I have two 1009-8G-1S-1S+'s connected together using IPSEC (AES-128-CTR) and EOIP tunnels. I am only able to get 30Mb/s to 40Mb/s out of the tunnel. Latency across the tunnel is around 7 ms. One location is 100Mb fiber. Other location is a colo datacenter on 1Gb ethernet.
AES-128-CTR seems the be the best out of the bunch. 128-CBC is around 10Mb/s as well as 256 bit any flavor of AES. Blowfish and AES-128-CTR are pretty close at approx 35Mb/s.
I have tried so many different iterations here and am not able to max out even a single core on the Tile. I have read through other posts on this issue as well. Has anyone been able to resolve these issues? Is it a software issue? Hardware resources look fine. Any word from Mikrotik?
Thank you for your post, CKJ. Although I am disappointed to not see any further activity on this thread, I wanted to at least thank you. Your post caused me to do a little looking into the different flavors of AES-128. Previously I had just been clicking the first one (CBC).

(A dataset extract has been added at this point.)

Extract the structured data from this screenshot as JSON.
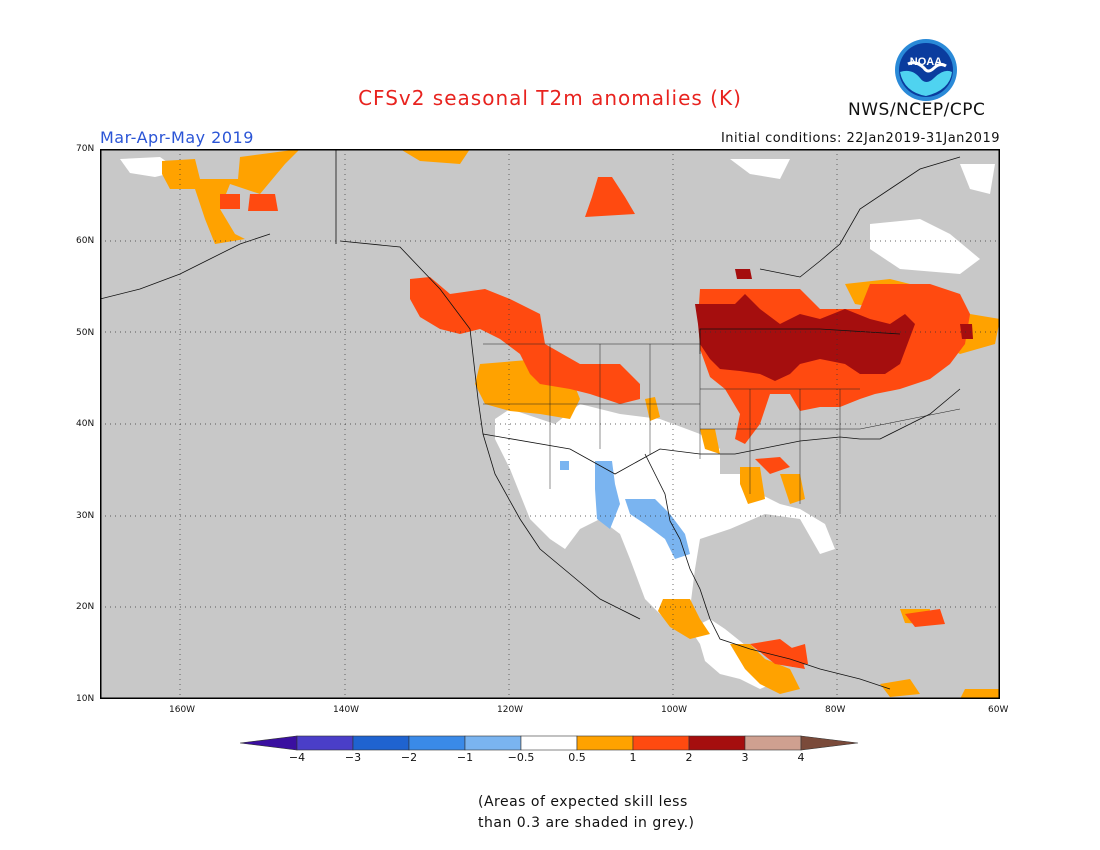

CBC’s performance was abysmal. I was banging my head on 2Mbit performance across a production tunnel and maxing out at 7.5Mbit on directly connected routers. Once I moved to CTR, the real-world test immediately jumped up to 30Mbit with two files being moved concurrently. I haven’t done any further testing yet, but that was a life-saver for me. It’s still not anywhere close to utilizing the 100Mbit line, but I haven’t tested yet with more concurrency than two files.
If you have found any solutions for increasing performance using the CCR series routers, please take a moment to update your thread.

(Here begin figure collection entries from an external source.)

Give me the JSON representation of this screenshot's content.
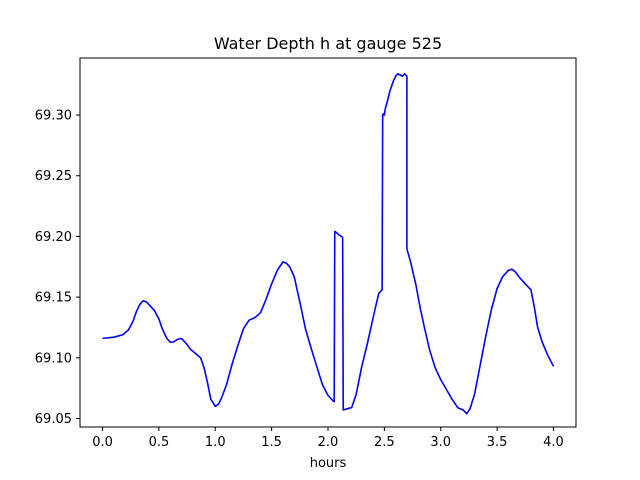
{
  "chart_data": {
    "type": "line",
    "title": "Water Depth h at gauge 525",
    "xlabel": "hours",
    "ylabel": "",
    "xlim": [
      -0.2,
      4.2
    ],
    "ylim": [
      69.043,
      69.347
    ],
    "xticks": [
      0.0,
      0.5,
      1.0,
      1.5,
      2.0,
      2.5,
      3.0,
      3.5,
      4.0
    ],
    "xtick_labels": [
      "0.0",
      "0.5",
      "1.0",
      "1.5",
      "2.0",
      "2.5",
      "3.0",
      "3.5",
      "4.0"
    ],
    "yticks": [
      69.05,
      69.1,
      69.15,
      69.2,
      69.25,
      69.3
    ],
    "ytick_labels": [
      "69.05",
      "69.10",
      "69.15",
      "69.20",
      "69.25",
      "69.30"
    ],
    "grid": false,
    "legend": "none",
    "series": [
      {
        "color": "#0000ff",
        "x": [
          0.0,
          0.1,
          0.18,
          0.23,
          0.27,
          0.3,
          0.33,
          0.36,
          0.39,
          0.43,
          0.46,
          0.5,
          0.53,
          0.57,
          0.6,
          0.63,
          0.66,
          0.7,
          0.72,
          0.75,
          0.78,
          0.82,
          0.87,
          0.9,
          0.93,
          0.96,
          1.0,
          1.03,
          1.06,
          1.1,
          1.15,
          1.2,
          1.25,
          1.3,
          1.35,
          1.4,
          1.45,
          1.5,
          1.55,
          1.6,
          1.63,
          1.66,
          1.7,
          1.75,
          1.8,
          1.85,
          1.9,
          1.95,
          2.0,
          2.05,
          2.055,
          2.06,
          2.065,
          2.1,
          2.12,
          2.13,
          2.135,
          2.17,
          2.21,
          2.25,
          2.3,
          2.35,
          2.4,
          2.45,
          2.48,
          2.485,
          2.49,
          2.5,
          2.51,
          2.52,
          2.55,
          2.58,
          2.6,
          2.62,
          2.64,
          2.66,
          2.68,
          2.7,
          2.7,
          2.705,
          2.73,
          2.78,
          2.82,
          2.86,
          2.9,
          2.95,
          3.0,
          3.05,
          3.1,
          3.15,
          3.2,
          3.23,
          3.26,
          3.3,
          3.35,
          3.4,
          3.45,
          3.5,
          3.55,
          3.6,
          3.63,
          3.66,
          3.7,
          3.75,
          3.8,
          3.83,
          3.86,
          3.9,
          3.95,
          4.0
        ],
        "y": [
          69.116,
          69.117,
          69.119,
          69.123,
          69.13,
          69.138,
          69.144,
          69.147,
          69.146,
          69.142,
          69.139,
          69.132,
          69.124,
          69.116,
          69.113,
          69.113,
          69.115,
          69.116,
          69.114,
          69.111,
          69.107,
          69.104,
          69.1,
          69.092,
          69.08,
          69.066,
          69.06,
          69.062,
          69.068,
          69.078,
          69.095,
          69.11,
          69.124,
          69.131,
          69.133,
          69.137,
          69.148,
          69.161,
          69.172,
          69.179,
          69.178,
          69.175,
          69.167,
          69.146,
          69.124,
          69.108,
          69.093,
          69.078,
          69.069,
          69.064,
          69.064,
          69.204,
          69.204,
          69.201,
          69.2,
          69.199,
          69.057,
          69.058,
          69.059,
          69.07,
          69.093,
          69.112,
          69.133,
          69.153,
          69.156,
          69.3,
          69.301,
          69.3,
          69.306,
          69.309,
          69.32,
          69.328,
          69.332,
          69.334,
          69.333,
          69.332,
          69.334,
          69.332,
          69.19,
          69.188,
          69.18,
          69.16,
          69.14,
          69.123,
          69.107,
          69.092,
          69.082,
          69.074,
          69.066,
          69.059,
          69.057,
          69.054,
          69.058,
          69.07,
          69.094,
          69.118,
          69.14,
          69.157,
          69.167,
          69.172,
          69.173,
          69.171,
          69.166,
          69.161,
          69.156,
          69.142,
          69.125,
          69.113,
          69.102,
          69.093
        ]
      }
    ]
  }
}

How are you testing the throughput? I have 12 1009-8G-1S-1S+ in production and I can push the following:
Latency(RTT) Bandwidth (iperf -c -P8)
5ms 330Mbit
22ms 255Mbit
1ms 320Mbit
Note that on paper, the CCR can push 1Gbit+ over IPSec with hardware acceleration but good luck reconstructing that stream with TCP, it will be completely out of order. Some stacks/configs will handle it nicely but it isn’t a very nice flow. Testing this will look beautiful with UDP. Mikrotik loves to advertise this as a feature and benchmark but I fail to see anyone using this in the real world. The IPSec hardware acceleration is basically a useless feature until they can maintain the order on a per-flow basis.
TLDR: Don’t use CBC. It is a disaster:
See: http://forum.mikrotik.com/t/eoip-packet-reordering-with-ipsec-load-balancing-across-cores-per-packet-vs-per-flow/96935/2
I top out around 300Mbit for a single IPSec session. My throughput is still rather disappointing given the physical links are 1Gb+ but it works for my current workload.
I noticed that your config disables connection tracking. Did you happen to take note of the performance difference with and without conn-tracking enabled?
If it’s significant, I may need to look into adding a dedicated router for eoip tunnels – because I’m not sure that disabling connection-tracking would be feasible on my main gateway.
In my rough testing - it did show to be slower to have it enabled. IIRC around 20Mbit/s improvement with it disabled but I wouldn’t bet on this, it wasn’t in a clean lab environment. I use dedicated routers for my eoip tunnels, primarily so I can tune the setup and not have to worry about interactions with other configurations.
Thanks again. I think I’ll try loading a VM with RouterOS strictly for the eoip tunnels and run the rest of the connectivity and security on the main gateway.